We have several groups working together to prepare for a launch. After the Balloons, Tracker, Solar Panels and Antenna package are prepared, the last step before launch is to look at the weather and the Jetstream. It is now up to our Meteorological committee to determine whether we are good to go, which we now have.

Our Meteorological committee of Kelsi Mulley KE9LSI (our new General) and her Dad Doug Mulley KD9TPM are providing daily weather reports leading up to the launch. NOAA (National Oceanic and Athmospheric Administration) provides all our models from balloon location for all weather and trajectory. NOAA gives us updates on Hurricanes and Cyclones which may impact our launch as well as a Hysplit trajectory, which shows our projection of travel from a given altitude and location. We start with our launch location and projected altitude and create a model showing the projected path over a 48 or 84 hour period. The NOAA Hysplit Trajectory model takes into account the weather, pressure, and Jetstream, and adjusts the altitude and direction. During the flight this committee will update the Hysplit models.

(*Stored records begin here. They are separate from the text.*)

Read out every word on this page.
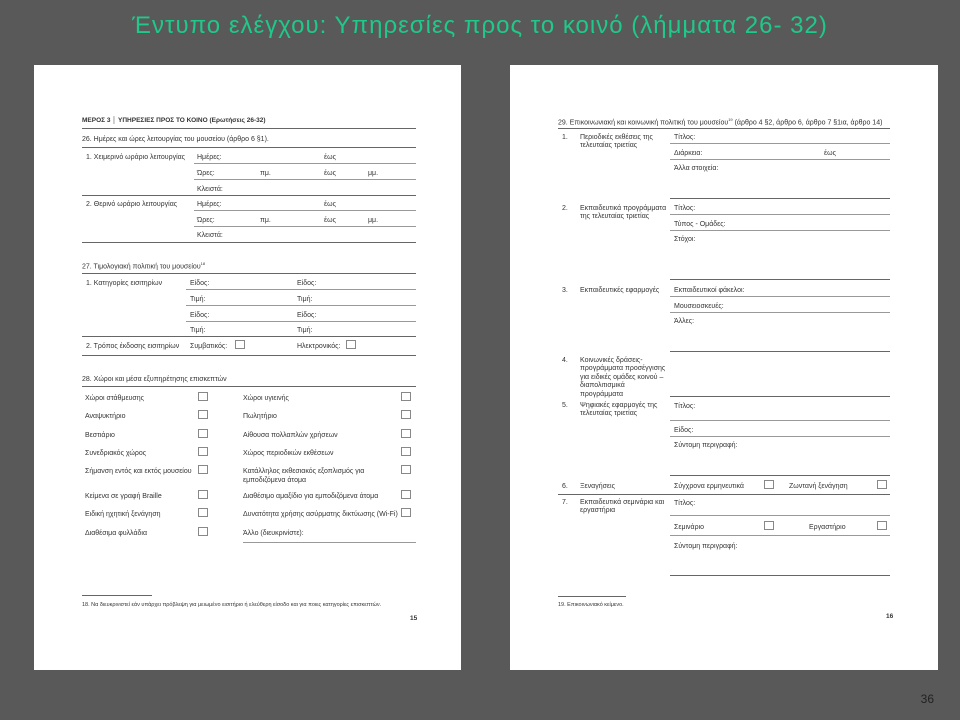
Έντυπο ελέγχου: Υπηρεσίες προς το κοινό (λήμματα 26- 32)
ΜΕΡΟΣ 3 │ ΥΠΗΡΕΣΙΕΣ ΠΡΟΣ ΤΟ ΚΟΙΝΟ (Ερωτήσεις 26-32)
26. Ημέρες και ώρες λειτουργίας του μουσείου (άρθρο 6 §1).
1. Χειμερινό ωράριο λειτουργίας Ημέρες:	έως
Ώρες:	πμ.	έως	μμ.
Κλειστά:
2. Θερινό ωράριο λειτουργίας	Ημέρες:	έως
Ώρες:	πμ.	έως	μμ.
Κλειστά:
27. Τιμολογιακή πολιτική του μουσείου$^{18}$
1. Κατηγορίες εισιτηρίων	Είδος:	Είδος:
Τιμή:	Τιμή:
Είδος:	Είδος:
Τιμή:	Τιμή:
2. Τρόπος έκδοσης εισιτηρίων Συμβατικός:	Ηλεκτρονικός:
28. Χώροι και μέσα εξυπηρέτησης επισκεπτών
Χώροι στάθμευσης	Χώροι υγιεινής
Αναψυκτήριο	Πωλητήριο
Βεστιάριο	Αίθουσα πολλαπλών χρήσεων
Συνεδριακός χώρος	Χώρος περιοδικών εκθέσεων
Σήμανση εντός και εκτός μουσείου	Κατάλληλος εκθεσιακός εξοπλισμός για εμποδιζόμενα άτομα
Κείμενα σε γραφή Braille	Διαθέσιμο αμαξίδιο για εμποδιζόμενα άτομα
Ειδική ηχητική ξενάγηση	Δυνατότητα χρήσης ασύρματης δικτύωσης (Wi-Fi)
Διαθέσιμα φυλλάδια	Άλλο (διευκρινίστε):
18. Να διευκρινιστεί εάν υπάρχει πρόβλεψη για μειωμένο εισιτήριο ή ελεύθερη είσοδο και για ποιες κατηγορίες επισκεπτών.
15
29. Επικοινωνιακή και κοινωνική πολιτική του μουσείου$^{19}$ (άρθρο 4 §2, άρθρο 6, άρθρο 7 §1ια, άρθρο 14)
1. Περιοδικές εκθέσεις της τελευταίας τριετίας
Τίτλος:
Διάρκεια:	έως
Άλλα στοιχεία:
2. Εκπαιδευτικά προγράμματα της τελευταίας τριετίας
Τίτλος:
Τύπος - Ομάδες:
Στόχοι:
3. Εκπαιδευτικές εφαρμογές Εκπαιδευτικοί φάκελοι:
Μουσειοσκευές:
Άλλες:
4. Κοινωνικές δράσεις- προγράμματα προσέγγισης για ειδικές ομάδες κοινού – διαπολιτισμικά προγράμματα
5. Ψηφιακές εφαρμογές της τελευταίας τριετίας
Τίτλος:
Είδος:
Σύντομη περιγραφή:
6. Ξεναγήσεις	Σύγχρονα ερμηνευτικά	Ζωντανή ξενάγηση
7. Εκπαιδευτικά σεμινάρια και εργαστήρια
Τίτλος:
Σεμινάριο	Εργαστήριο
Σύντομη περιγραφή:
19. Επικοινωνιακό κείμενο.
16
36
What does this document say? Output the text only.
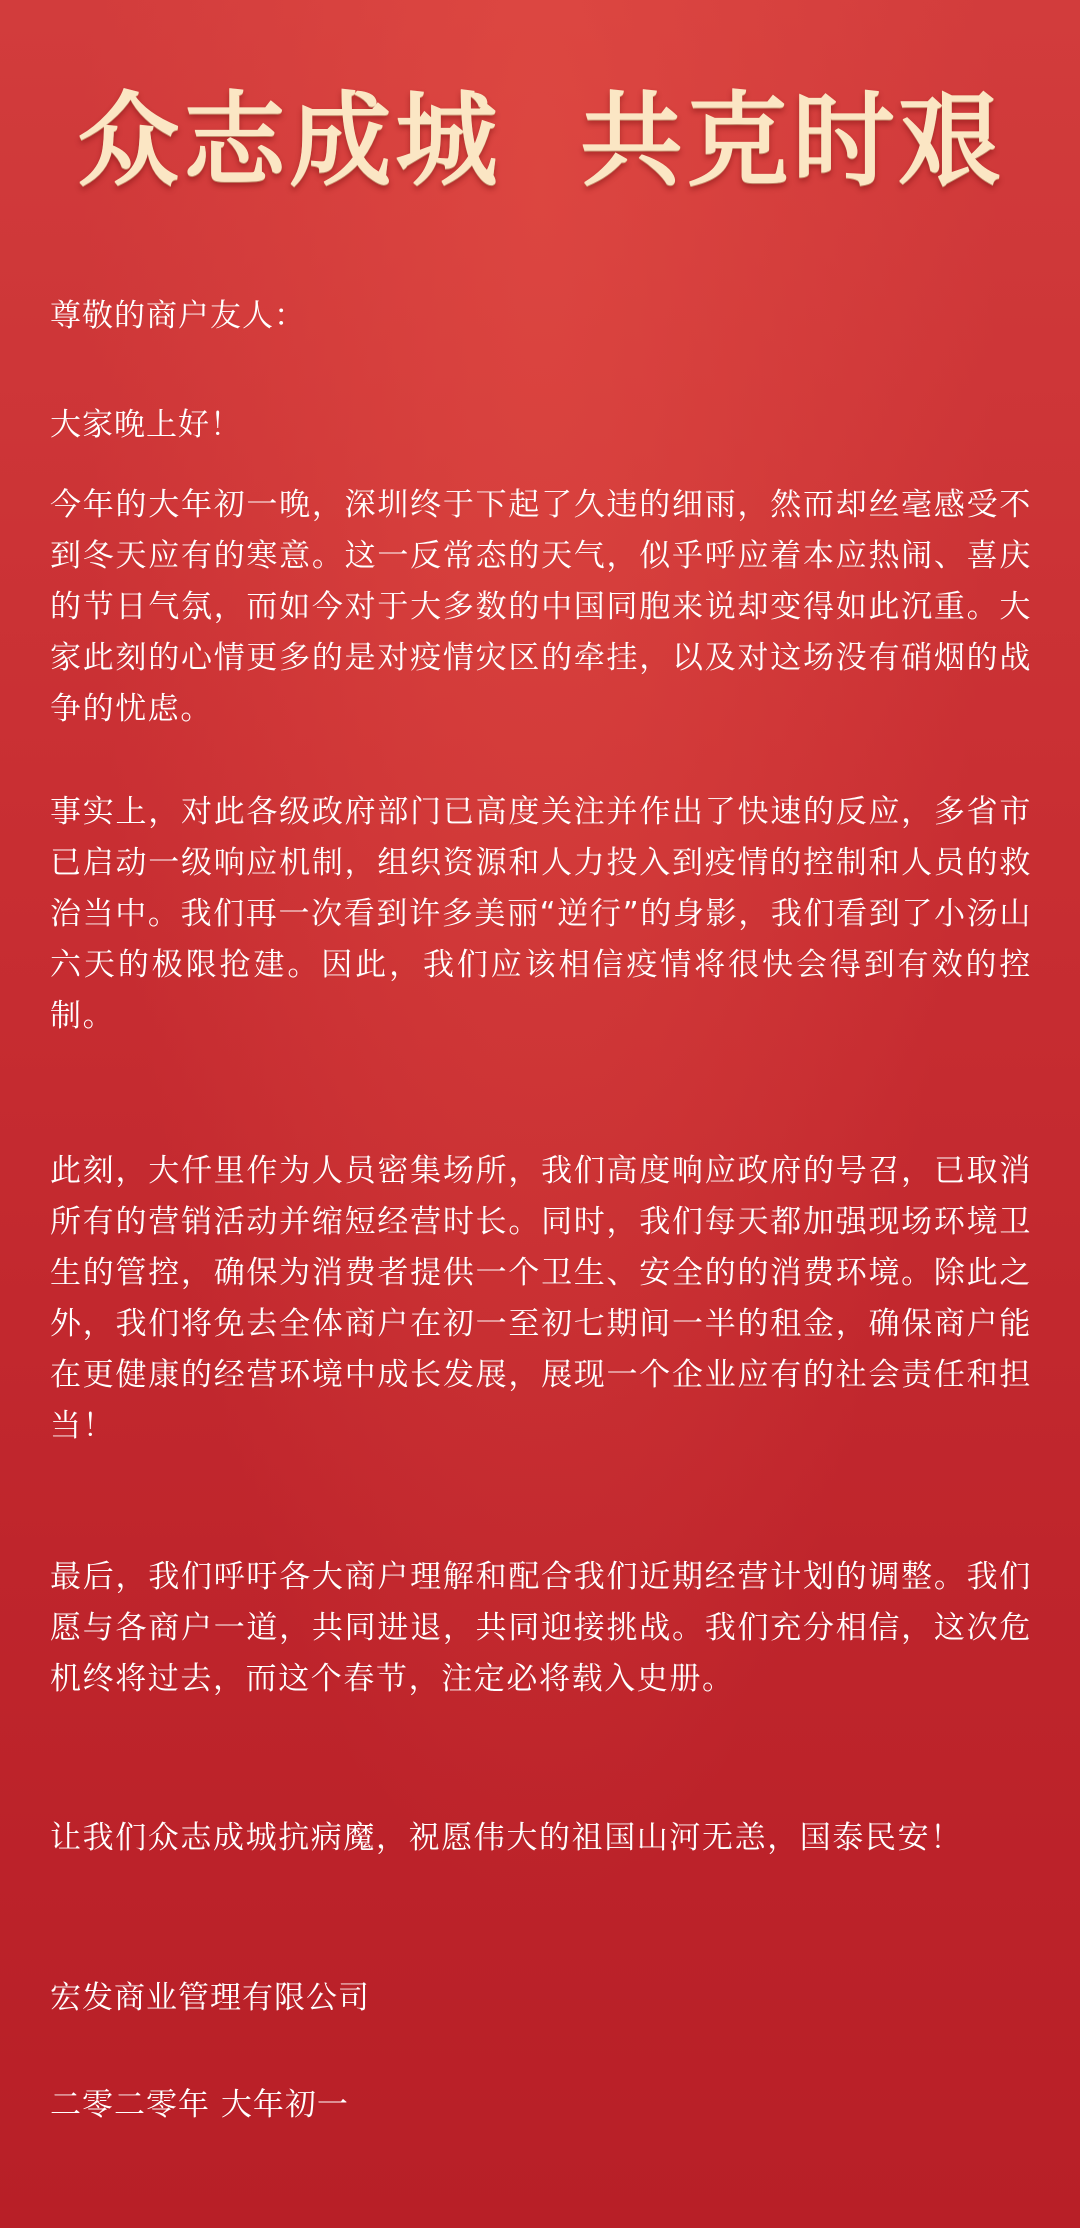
众志成城  共克时艰
尊敬的商户友人：
大家晚上好！

今年的大年初一晚，深圳终于下起了久违的细雨，然而却丝毫感受不到冬天应有的寒意。这一反常态的天气，似乎呼应着本应热闹、喜庆的节日气氛，而如今对于大多数的中国同胞来说却变得如此沉重。大家此刻的心情更多的是对疫情灾区的牵挂，以及对这场没有硝烟的战争的忧虑。

事实上，对此各级政府部门已高度关注并作出了快速的反应，多省市已启动一级响应机制，组织资源和人力投入到疫情的控制和人员的救治当中。我们再一次看到许多美丽“逆行”的身影，我们看到了小汤山六天的极限抢建。因此，我们应该相信疫情将很快会得到有效的控制。

此刻，大仟里作为人员密集场所，我们高度响应政府的号召，已取消所有的营销活动并缩短经营时长。同时，我们每天都加强现场环境卫生的管控，确保为消费者提供一个卫生、安全的的消费环境。除此之外，我们将免去全体商户在初一至初七期间一半的租金，确保商户能在更健康的经营环境中成长发展，展现一个企业应有的社会责任和担当！

最后，我们呼吁各大商户理解和配合我们近期经营计划的调整。我们愿与各商户一道，共同进退，共同迎接挑战。我们充分相信，这次危机终将过去，而这个春节，注定必将载入史册。

让我们众志成城抗病魔，祝愿伟大的祖国山河无恙，国泰民安！

宏发商业管理有限公司
二零二零年 大年初一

We are now planning our next launch on Saturday September 3rd 2022 at Willow Hill Golf Course, 1350 Willow Rd. in Northbrook, IL. We will be launching two balloons, KD9UQB for Jim Janiak, and AA6DY for Michael Seedman, and now with the Go Ahead from our committee, we will be meeting at 8:30 am Saturday September 3rd.

So, what do we have in common with Artemis? We research, prepare and test, up to and throughout our launch.